DNA Evidence – How Identifying Evidence with DNA Analysis ?


Recognizing DNA Evidence

Since only a few cells are needed for a useful DNA sample, the list below identifies some areas at the crime scene or on the victim that may contain valuable DNA evidence.

The following list shows Possible Locations or common sources of DNA evidence:

  • A blanket, pillow, sheet which could contain sweat, hair, urine, saliva or semen
  • A weapon, such as a baseball bat, fireplace poker or knife, which could contain sweat, skin, blood or other tissue
  • A toothpick, cigarette butt, bottle, can or postage stamp, all of which could contain saliva
  • A used condom, which could contain semen or vaginal or rectal cells
  • Bed linens, which could contain sweat, hair, blood or semen
  • A fingernail or partial fingernail, which could contain scraped-off skin cells
  • A hat, bandanna, or mask, which could contain sweat, hair or dandruff
  • A facial tissue or cotton swab, which could contain mucus, sweat, blood, semen or earwax

Remember, even though a stain cannot be seen, there may be enough cells for DNA typing. Furthermore, DNA does more than just identify the source of the sample; it can place a known individual at a crime scene, in a home, or in a room where the suspect claimed not to have been. The more victim service providers know about properly identifying, collecting, and preserving DNA evidence, the more powerful a tool it becomes.

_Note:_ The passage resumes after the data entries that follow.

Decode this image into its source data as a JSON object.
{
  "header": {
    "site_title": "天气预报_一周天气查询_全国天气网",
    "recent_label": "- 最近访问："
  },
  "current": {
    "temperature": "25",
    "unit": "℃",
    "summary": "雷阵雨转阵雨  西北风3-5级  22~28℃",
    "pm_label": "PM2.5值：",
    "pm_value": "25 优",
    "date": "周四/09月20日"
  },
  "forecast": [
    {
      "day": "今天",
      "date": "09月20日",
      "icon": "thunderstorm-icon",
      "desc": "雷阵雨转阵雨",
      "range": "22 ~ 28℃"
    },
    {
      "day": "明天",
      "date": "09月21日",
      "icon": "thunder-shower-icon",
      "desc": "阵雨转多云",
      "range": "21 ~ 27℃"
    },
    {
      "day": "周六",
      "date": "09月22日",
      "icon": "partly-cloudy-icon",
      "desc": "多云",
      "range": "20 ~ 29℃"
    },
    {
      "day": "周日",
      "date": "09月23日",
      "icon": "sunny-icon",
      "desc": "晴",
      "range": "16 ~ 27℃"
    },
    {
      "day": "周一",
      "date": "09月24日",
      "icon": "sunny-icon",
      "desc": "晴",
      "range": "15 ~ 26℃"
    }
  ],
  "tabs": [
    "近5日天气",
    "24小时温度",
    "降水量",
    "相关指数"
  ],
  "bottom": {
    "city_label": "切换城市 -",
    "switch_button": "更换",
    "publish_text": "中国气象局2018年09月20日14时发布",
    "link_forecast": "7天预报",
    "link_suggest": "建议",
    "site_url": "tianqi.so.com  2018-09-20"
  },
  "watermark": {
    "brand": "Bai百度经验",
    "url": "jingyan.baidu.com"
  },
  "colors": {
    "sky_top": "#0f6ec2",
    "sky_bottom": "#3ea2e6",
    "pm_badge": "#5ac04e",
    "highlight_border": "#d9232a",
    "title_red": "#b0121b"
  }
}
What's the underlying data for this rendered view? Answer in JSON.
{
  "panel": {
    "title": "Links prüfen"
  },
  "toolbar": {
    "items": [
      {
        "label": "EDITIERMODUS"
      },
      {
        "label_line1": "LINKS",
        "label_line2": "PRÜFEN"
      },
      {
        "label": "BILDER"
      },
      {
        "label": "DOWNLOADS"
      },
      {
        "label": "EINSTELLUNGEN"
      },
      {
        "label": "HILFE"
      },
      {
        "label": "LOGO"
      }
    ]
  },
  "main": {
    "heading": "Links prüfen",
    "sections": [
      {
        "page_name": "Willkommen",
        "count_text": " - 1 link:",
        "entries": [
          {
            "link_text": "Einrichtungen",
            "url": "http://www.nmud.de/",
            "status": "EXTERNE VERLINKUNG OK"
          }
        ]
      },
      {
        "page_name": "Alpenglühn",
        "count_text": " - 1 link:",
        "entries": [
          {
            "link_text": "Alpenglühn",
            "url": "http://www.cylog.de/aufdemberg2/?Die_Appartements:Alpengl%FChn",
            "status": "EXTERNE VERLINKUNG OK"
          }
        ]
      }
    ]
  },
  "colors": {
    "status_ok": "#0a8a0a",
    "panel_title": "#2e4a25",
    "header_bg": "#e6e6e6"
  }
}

These are chain-of-custody techniques, which guarantee the lawful integrity of the examples as they move from collection to investigation.

 DNA collection and Analysis

DNA collection and Forensic DNA Analysis give the criminal justice field a powerful tool for convicting the guilty and exonerating the innocent. These pages provide general information on a wide range of topics.

Only one-tenth of a single percent of DNA (about 3 million bases) differs from one person to the next. After extracting DNA from bone, hair, blood or other body tissue or product, scientists record an individual’s variations at these bases to generate their ‘DNA profile.’
In criminal cases, this generally involves obtaining samples from crime-scene evidence and a suspect, extracting the DNA, and analyzing it to characterize the variations at a set of specific variable regions (markers).

If the sample profiles don’t match, the person did not contribute the DNA at the crime scene.
If the patterns match, the suspect may have contributed the evidence sample. DNA from crime scenes also can be compared to profiles stored in a database.

Types of Samples Suitable for DNA Testing

  • Tests From Unidentified Bodies: Tests gathered from unidentified bodies can incorporate blood, buccal swabs, hairs, bone, teeth, fingernails, tissues from inner organs (counting the mind), muscle, and skin.
  • Reference Samples From Known Individuals: The most well-known reference tests gathered from realized people are blood, oral/buccal swabs, or potentially culled hairs (e.g., head, pubic).

Please call The Carlson Company to walk you through Possible Locations of DNA Evidence and sources of DNA. Get 100% confidential DNA Analysis report, accurate infidelity DNA test results from the certified lab.